Twenty per cent of the new beds planned for Mater Dei Hospital will be in place by the end of the month, Health Parliamentary Secretary Chris Fearne said yesterday during a visit to two new wards at the hospital.

The wards were built over the past 10 months next to the Accident and Emergency Department.

The original plan, to build the wards in the emergency department, had to be scrapped due to structural problems with the concrete in certain parts of the building.

Instead, the new orange-coded wing, called Medical Assessment Unit, was built between the mortuary and the A&E Department. The project cost €11.5 million, €9 million of which came from European Regional and Development Fund. This unit will host patients for a maximum of 48 hours, while they are undergoing tests and being diagnosed. They will then be discharged or allocated a bed within another ward. The new wards will take in patients on November 2.
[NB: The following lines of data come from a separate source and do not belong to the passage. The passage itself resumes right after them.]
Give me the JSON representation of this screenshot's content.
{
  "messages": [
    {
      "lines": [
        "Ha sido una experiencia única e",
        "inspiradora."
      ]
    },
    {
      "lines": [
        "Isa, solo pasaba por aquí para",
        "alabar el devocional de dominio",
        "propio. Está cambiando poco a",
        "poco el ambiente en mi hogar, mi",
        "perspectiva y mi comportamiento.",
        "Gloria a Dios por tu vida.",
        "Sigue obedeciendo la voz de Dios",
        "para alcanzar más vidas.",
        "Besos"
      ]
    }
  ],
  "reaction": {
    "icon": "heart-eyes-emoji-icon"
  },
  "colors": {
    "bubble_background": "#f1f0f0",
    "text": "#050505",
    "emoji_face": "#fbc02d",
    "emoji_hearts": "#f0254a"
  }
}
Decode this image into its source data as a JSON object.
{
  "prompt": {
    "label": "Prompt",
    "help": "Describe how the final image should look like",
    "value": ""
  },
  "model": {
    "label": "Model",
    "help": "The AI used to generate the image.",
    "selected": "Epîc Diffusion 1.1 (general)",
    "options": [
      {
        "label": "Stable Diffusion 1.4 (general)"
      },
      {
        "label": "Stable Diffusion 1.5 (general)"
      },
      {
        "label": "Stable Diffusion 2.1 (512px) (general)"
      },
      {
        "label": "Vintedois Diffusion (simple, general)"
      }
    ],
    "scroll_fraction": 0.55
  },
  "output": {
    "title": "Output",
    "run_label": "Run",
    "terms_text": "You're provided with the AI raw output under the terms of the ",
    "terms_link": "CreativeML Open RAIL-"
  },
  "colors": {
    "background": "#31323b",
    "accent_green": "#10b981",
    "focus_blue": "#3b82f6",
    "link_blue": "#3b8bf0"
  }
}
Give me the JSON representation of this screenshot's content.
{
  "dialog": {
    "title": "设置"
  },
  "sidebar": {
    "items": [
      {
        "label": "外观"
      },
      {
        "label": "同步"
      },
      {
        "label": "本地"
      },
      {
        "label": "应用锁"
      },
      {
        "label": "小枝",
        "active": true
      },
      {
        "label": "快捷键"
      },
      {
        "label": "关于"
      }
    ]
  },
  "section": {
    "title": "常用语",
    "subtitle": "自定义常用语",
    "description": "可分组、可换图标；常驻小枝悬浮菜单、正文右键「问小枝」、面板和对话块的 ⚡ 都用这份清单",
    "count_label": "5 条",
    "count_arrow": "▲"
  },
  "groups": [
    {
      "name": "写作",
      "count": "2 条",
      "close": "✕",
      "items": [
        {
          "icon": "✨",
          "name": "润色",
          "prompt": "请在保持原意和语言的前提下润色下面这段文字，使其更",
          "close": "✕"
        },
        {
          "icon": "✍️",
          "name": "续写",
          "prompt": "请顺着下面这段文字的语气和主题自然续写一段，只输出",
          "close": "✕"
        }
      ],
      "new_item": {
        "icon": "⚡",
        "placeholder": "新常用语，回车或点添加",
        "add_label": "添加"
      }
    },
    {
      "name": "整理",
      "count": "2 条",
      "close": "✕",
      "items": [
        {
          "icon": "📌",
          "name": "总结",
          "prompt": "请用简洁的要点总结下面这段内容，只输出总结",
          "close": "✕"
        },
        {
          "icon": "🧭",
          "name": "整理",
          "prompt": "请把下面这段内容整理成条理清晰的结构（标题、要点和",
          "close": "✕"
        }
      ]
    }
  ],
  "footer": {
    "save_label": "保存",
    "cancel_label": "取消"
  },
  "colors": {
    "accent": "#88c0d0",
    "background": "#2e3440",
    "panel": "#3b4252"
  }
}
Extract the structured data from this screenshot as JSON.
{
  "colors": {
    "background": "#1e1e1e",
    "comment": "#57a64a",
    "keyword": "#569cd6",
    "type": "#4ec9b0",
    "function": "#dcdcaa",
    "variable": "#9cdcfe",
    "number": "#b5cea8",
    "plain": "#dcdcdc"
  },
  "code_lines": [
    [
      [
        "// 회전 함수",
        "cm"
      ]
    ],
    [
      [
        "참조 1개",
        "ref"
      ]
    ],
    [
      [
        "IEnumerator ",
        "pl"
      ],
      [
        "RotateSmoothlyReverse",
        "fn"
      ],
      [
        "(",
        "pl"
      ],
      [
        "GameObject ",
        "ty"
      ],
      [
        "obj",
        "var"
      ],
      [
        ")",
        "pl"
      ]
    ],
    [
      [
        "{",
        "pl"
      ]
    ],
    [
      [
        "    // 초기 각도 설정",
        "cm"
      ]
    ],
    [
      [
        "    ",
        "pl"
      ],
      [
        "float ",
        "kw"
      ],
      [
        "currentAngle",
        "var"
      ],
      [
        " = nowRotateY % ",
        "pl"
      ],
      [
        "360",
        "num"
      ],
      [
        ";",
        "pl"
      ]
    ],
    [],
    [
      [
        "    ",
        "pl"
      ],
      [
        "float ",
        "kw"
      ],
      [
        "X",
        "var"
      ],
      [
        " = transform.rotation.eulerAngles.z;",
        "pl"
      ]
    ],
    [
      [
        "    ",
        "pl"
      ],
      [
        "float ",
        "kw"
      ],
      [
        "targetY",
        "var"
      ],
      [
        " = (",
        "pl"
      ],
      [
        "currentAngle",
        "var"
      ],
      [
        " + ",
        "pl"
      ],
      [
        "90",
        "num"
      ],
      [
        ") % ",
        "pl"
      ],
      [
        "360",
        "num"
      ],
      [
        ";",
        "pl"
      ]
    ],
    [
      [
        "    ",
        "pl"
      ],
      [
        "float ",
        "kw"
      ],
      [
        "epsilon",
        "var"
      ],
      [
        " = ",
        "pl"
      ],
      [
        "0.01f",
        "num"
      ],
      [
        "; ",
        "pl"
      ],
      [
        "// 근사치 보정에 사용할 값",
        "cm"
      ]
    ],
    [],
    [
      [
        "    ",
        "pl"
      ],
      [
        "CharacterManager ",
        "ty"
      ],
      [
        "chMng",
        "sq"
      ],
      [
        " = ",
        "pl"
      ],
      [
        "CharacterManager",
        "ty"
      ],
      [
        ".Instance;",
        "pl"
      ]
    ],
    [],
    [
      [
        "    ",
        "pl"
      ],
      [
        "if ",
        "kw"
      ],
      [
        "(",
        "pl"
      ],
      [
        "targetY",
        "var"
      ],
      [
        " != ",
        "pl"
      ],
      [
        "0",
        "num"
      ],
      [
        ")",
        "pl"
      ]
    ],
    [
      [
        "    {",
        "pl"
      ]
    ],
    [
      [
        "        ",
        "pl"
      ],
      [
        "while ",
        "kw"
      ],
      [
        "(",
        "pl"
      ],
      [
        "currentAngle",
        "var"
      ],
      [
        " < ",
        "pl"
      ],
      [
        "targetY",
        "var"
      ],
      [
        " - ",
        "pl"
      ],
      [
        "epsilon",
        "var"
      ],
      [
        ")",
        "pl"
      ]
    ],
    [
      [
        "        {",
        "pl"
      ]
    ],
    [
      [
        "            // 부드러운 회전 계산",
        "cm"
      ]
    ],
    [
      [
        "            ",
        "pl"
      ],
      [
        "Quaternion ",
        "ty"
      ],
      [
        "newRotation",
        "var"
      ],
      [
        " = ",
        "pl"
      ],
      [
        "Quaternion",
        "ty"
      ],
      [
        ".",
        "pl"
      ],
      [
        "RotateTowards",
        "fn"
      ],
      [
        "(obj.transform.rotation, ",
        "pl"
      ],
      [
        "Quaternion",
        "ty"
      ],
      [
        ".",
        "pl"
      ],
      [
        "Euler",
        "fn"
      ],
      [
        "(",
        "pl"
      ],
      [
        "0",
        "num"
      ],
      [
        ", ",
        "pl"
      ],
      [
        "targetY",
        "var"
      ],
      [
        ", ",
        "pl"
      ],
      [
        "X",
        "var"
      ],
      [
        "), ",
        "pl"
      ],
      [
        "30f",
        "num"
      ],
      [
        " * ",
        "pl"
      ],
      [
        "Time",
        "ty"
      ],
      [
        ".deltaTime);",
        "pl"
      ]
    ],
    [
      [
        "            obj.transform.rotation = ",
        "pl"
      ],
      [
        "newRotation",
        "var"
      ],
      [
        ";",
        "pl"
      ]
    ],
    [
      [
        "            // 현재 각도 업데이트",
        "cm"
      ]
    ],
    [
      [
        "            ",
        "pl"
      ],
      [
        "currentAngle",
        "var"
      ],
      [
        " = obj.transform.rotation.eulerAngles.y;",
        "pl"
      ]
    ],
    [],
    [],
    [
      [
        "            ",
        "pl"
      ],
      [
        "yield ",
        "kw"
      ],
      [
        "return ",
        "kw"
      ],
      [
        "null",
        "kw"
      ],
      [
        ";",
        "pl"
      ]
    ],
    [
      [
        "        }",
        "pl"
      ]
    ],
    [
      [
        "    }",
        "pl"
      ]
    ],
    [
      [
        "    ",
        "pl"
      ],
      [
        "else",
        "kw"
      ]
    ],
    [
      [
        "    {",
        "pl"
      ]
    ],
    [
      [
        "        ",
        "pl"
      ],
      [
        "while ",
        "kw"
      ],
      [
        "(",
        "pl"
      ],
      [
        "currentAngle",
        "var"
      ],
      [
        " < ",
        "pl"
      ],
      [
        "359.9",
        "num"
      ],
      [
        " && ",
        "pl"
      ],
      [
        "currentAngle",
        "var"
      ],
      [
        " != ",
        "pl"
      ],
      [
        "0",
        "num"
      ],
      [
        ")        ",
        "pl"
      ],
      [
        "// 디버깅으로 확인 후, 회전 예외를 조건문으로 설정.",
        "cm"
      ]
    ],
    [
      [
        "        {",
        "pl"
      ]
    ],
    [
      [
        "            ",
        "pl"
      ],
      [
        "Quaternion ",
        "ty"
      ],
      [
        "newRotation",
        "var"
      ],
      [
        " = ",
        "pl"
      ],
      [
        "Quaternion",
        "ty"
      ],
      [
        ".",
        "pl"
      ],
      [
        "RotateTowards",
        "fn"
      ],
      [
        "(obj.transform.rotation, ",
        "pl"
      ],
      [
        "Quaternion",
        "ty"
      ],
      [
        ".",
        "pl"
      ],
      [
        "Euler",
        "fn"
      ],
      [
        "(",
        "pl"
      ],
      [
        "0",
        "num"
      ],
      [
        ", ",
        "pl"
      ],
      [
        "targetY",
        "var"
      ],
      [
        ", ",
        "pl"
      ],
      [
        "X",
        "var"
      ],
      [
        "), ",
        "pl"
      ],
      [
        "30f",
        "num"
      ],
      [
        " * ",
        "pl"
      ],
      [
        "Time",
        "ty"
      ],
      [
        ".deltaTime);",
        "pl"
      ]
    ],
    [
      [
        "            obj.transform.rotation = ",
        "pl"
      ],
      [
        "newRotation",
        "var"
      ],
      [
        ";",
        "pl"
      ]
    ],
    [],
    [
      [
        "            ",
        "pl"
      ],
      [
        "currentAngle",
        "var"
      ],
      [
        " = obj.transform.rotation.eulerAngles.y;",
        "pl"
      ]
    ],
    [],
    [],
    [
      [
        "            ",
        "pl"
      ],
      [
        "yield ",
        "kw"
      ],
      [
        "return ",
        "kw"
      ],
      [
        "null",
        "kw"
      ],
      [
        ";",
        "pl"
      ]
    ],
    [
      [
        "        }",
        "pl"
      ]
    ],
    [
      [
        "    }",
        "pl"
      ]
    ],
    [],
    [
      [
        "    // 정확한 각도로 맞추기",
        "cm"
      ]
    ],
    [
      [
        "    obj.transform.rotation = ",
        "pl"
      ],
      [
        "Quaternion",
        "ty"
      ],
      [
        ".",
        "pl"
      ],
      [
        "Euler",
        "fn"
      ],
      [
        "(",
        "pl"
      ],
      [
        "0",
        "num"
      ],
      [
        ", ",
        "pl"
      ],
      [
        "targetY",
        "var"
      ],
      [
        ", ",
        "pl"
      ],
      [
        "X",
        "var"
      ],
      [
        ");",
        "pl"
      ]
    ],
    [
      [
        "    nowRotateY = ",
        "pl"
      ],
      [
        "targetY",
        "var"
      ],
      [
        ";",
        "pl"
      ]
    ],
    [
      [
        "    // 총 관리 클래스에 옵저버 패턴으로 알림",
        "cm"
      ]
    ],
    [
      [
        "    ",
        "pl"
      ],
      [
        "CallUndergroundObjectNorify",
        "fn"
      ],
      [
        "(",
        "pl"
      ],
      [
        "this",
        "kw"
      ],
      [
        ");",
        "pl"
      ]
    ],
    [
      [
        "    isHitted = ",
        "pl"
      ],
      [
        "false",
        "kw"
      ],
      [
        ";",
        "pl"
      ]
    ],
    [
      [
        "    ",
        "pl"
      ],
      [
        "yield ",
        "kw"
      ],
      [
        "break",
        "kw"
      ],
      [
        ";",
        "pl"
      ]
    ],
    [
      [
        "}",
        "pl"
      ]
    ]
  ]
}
Meanwhile, the existing wards, Medical Admission Unit 3 and the corridor that was transformed into a permanent ward, known as M7, will be vacated and refurbished, Mr Fearne said.

This means that by the end of February, when the refurbishment is complete, the hospital will be able to host an additional 64 patients.

The government is also planning to increase the number of beds at Mater Dei by 300, so more floors will be built on top of these new wards.

Meanwhile, work will also start on a Hospitality Lounge, which by April will host patients waiting for discharge documents.

These patients currently occupy a bed until friends or relatives collect them, while the actual Admission and Discharge Ward is a corridor, projects director Celia Falzon explained.

She said the new bed management plans also envisaged the creation of an Observation Bay with comfortable seating for patients who did not need to stay the night.

Mr Fearne said some 240 people were admitted to Mater Dei every day, a third of whom were emergency cases.

He said doctors realised there was a bed shortage soon after the migration from St Luke’s, and a fortnight later patients were already being given beds in corridors.

Mater Dei had welcomed its first inpatients in November of 2007, and by December consultants had expressed concern over the number of beds available in surgical wards.

Mr Fearne also said the number of doctors within the emergency department had increased to 34 from 14 in 2012, while there were 109 nurses, up from 76 in 2012.

Sixty new healthcare professionals, 50 of whom are nurses, will man the new wards.